4.3 — Utilizing a Mobile App Platform for Patient Data (as-dx)
Instead of standard ASD diagnostics tools, I propose exploring the clinical applications of electroencephalogram data to bridge the gap and allow physicians to see live emotional responses during the Autism Diagnostic Interview process (ADI/ADI-R).
As a result, I developed and prototyped a mobile app entitled “as-dx” to help communicate neurofeedback data back-forth between patients and their doctors. While using the app interface, patient data will be kept confidential due to the 2-step verification process. Patients must be with their healthcare provider for the login process to allow them to sync accounts (see images below).
Implementing “neuroclusive” alongside EEG Emotion Testing for ADI-R/ADI
5.1 — “neuroclusive” Backstory
Through transforming the autism diagnostic process with the new implementation of BCI technology (EEG) for emotion recognition, I also plan to further neurodiversity-affirming advocacy through — “neuroclusive.”
‘Neuroclusive’ came after the prior neurodiversity movement I released in 2021. The positive support was overwhelming, and I impacted over 4000 people through our online efforts. In light of this technical project, I have re-created my neurodiversity organization to focus on the inclusion and unity of all neurological types.
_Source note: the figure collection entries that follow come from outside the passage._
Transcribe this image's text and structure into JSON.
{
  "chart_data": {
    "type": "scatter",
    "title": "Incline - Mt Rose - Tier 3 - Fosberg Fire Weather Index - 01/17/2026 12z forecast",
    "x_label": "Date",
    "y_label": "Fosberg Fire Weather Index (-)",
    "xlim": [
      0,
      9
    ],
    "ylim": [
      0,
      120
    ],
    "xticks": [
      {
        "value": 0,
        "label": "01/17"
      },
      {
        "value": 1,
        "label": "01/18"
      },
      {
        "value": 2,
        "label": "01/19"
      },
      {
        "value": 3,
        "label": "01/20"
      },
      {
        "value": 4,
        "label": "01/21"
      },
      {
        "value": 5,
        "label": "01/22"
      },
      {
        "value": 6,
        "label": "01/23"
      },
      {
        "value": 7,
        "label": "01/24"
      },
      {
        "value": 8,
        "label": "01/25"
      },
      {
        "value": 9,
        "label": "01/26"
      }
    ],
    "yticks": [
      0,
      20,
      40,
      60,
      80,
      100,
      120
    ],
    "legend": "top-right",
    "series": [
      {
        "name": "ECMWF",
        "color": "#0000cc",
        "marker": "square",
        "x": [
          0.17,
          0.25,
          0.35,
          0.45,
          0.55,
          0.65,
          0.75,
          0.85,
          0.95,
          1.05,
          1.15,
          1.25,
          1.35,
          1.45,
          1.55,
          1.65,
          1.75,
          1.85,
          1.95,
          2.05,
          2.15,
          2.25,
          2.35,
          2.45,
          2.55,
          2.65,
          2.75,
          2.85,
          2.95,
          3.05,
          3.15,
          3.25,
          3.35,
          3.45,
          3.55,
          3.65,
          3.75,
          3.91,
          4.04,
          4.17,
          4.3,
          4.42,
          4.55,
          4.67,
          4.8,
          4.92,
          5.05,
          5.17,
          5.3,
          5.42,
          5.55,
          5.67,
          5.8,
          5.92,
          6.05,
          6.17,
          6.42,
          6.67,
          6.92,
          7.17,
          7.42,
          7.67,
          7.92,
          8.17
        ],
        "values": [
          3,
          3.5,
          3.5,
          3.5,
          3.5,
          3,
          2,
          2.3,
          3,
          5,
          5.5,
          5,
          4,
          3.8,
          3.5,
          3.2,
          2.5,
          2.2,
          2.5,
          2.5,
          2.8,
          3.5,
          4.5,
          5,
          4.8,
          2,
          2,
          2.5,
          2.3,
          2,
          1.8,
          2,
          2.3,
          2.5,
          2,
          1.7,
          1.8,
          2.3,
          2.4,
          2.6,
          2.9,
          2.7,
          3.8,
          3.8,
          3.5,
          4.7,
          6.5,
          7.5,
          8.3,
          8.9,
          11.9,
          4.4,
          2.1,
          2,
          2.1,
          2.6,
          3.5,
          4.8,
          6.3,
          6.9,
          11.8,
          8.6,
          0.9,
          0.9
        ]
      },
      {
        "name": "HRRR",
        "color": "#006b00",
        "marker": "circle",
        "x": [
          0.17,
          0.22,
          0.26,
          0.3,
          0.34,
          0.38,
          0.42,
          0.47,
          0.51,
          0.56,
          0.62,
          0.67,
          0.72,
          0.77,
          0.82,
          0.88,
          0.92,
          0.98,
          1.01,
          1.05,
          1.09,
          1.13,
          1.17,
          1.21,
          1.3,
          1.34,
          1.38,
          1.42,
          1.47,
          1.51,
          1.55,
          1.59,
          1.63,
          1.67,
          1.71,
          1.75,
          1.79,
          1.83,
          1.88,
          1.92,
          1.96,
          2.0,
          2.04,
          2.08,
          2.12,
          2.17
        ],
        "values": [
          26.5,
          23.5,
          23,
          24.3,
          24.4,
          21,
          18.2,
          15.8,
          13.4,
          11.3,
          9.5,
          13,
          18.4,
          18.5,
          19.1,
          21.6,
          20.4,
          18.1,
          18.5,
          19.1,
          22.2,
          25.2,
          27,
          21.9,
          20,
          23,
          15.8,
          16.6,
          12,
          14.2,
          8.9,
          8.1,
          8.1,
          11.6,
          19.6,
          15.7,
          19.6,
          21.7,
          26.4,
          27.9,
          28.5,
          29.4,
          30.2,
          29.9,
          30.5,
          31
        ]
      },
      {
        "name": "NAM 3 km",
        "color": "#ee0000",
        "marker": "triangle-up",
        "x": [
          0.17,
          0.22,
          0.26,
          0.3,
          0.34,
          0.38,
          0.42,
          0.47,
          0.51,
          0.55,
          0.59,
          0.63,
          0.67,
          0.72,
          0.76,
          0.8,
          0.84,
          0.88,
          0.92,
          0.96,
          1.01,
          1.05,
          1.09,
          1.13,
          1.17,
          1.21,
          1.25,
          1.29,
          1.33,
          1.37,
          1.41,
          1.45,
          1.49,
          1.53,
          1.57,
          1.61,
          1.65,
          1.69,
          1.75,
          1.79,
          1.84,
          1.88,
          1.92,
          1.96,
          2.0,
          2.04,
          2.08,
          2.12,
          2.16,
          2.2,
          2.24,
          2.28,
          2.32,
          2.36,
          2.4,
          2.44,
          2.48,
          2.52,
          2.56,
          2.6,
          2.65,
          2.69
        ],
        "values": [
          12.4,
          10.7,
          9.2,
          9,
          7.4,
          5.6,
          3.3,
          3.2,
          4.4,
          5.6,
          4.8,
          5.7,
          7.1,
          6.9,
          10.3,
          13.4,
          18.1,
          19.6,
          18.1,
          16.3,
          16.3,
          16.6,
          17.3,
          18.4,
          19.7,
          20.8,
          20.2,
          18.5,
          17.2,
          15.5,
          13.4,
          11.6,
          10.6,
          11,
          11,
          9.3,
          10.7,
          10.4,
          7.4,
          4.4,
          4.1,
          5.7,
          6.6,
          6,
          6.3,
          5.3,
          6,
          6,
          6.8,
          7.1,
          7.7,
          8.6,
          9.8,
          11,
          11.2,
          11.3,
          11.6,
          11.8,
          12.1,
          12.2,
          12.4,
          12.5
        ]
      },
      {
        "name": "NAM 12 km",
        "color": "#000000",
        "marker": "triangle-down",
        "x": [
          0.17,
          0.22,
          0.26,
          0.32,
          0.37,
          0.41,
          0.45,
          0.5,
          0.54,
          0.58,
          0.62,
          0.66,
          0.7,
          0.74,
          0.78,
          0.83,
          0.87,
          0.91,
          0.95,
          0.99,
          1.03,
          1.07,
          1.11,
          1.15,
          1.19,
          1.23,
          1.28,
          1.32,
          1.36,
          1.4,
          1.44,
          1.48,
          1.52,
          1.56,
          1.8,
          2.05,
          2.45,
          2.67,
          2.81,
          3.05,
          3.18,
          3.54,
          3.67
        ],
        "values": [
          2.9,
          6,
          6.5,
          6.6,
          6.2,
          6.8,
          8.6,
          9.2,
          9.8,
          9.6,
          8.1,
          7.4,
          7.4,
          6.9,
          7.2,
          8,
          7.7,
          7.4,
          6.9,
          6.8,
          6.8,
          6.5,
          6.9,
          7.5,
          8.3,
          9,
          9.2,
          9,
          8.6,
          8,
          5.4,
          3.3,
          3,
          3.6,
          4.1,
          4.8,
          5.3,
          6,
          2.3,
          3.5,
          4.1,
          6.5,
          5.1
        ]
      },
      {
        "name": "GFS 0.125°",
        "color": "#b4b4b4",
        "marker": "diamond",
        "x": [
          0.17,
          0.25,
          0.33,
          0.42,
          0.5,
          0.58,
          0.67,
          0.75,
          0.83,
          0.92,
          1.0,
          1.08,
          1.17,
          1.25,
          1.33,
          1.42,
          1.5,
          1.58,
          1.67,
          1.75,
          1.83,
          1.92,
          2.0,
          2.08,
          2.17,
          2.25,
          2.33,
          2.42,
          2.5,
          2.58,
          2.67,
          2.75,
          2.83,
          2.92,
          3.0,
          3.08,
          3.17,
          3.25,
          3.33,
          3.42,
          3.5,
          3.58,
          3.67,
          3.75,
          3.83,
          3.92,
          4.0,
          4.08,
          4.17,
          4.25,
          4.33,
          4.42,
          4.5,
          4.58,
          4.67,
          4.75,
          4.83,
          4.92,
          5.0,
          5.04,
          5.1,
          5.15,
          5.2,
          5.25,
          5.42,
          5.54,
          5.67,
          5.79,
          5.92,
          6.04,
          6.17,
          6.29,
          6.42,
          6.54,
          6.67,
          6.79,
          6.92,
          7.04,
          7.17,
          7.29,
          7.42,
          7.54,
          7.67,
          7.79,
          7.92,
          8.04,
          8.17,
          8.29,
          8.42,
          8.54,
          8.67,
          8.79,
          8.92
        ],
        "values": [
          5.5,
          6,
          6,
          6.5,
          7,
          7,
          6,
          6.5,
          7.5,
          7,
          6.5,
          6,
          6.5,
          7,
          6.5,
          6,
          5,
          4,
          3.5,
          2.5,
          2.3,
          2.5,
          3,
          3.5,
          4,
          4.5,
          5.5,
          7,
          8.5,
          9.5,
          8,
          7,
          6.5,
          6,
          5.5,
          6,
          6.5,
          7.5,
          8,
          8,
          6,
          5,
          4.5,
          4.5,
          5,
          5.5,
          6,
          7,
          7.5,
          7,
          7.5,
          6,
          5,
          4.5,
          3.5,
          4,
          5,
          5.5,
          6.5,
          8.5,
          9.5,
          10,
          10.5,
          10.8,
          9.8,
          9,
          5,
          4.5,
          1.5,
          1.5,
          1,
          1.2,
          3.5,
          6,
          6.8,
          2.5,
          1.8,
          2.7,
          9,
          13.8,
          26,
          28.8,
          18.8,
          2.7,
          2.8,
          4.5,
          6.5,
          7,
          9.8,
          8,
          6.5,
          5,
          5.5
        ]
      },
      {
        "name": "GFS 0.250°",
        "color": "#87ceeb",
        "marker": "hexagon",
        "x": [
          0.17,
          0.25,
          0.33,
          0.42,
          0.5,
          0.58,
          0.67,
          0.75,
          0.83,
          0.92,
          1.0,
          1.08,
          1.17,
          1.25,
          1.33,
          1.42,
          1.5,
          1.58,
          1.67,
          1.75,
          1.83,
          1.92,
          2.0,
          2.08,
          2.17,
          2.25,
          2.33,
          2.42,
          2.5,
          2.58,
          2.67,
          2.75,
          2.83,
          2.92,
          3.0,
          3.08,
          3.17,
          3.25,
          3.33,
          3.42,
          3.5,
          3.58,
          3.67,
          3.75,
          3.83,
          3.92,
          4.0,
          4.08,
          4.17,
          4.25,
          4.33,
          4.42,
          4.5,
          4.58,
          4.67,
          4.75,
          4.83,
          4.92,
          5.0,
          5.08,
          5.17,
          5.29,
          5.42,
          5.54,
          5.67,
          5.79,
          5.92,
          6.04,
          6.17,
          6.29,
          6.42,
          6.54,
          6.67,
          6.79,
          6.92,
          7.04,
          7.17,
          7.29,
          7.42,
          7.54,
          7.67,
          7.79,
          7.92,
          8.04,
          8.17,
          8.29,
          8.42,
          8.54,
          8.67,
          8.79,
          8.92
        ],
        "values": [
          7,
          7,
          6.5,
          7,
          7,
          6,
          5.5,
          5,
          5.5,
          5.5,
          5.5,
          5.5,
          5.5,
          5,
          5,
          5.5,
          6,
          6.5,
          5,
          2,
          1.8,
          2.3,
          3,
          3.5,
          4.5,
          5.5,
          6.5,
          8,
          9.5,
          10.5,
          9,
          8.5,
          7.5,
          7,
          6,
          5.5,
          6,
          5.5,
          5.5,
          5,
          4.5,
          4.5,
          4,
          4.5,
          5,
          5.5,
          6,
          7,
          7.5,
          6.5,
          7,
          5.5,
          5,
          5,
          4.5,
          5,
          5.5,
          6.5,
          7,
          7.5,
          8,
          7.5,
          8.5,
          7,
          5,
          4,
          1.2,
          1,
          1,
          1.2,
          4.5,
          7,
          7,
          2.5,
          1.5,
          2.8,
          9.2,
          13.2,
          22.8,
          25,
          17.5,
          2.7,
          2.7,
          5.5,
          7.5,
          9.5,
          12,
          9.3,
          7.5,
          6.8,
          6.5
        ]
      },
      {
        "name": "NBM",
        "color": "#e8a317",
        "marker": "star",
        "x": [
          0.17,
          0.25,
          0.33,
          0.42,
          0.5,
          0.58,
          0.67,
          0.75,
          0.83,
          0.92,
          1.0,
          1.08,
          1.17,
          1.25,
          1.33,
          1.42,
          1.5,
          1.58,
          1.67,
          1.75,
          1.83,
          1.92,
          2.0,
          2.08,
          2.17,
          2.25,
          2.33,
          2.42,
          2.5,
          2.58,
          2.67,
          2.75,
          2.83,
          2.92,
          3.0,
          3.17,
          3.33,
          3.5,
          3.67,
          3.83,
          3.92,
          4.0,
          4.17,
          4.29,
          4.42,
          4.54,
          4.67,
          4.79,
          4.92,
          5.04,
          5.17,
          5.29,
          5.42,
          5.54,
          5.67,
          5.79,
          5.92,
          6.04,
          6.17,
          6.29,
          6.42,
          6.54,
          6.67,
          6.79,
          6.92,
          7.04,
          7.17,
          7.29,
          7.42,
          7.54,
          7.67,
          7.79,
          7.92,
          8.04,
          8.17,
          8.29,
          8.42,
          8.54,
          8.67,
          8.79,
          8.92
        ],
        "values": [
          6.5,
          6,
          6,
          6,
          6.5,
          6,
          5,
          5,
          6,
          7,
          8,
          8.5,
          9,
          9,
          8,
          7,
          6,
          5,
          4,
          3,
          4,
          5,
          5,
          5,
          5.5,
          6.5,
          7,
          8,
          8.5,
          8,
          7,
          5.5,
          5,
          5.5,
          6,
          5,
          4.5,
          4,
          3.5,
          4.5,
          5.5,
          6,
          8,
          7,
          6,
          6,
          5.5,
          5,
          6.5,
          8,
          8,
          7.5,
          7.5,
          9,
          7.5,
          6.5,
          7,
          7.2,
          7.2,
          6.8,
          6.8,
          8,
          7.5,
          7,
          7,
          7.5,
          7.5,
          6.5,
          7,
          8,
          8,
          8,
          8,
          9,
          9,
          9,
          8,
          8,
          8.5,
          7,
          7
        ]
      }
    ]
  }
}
Currently, our primary goal is to focus on providing scientifically backed neurodiversity resources and support.
Interested in getting involved? Visit — neuroclusive.com or Contact neuroclusive@gmail.com for more info
5.1 — Future Iterations
Looking beyond, we hope to work alongside educators, physicians and companies to grow our impact exponentially. All the content appearing on this platform will undergo extensive expert review to be considered “approved” for us to endorse. Simultaneously, we aim to represent all forms of neurodiversity. We call upon the public to achieve this collective goal and aspire to consult with fellow neurodivergent folks.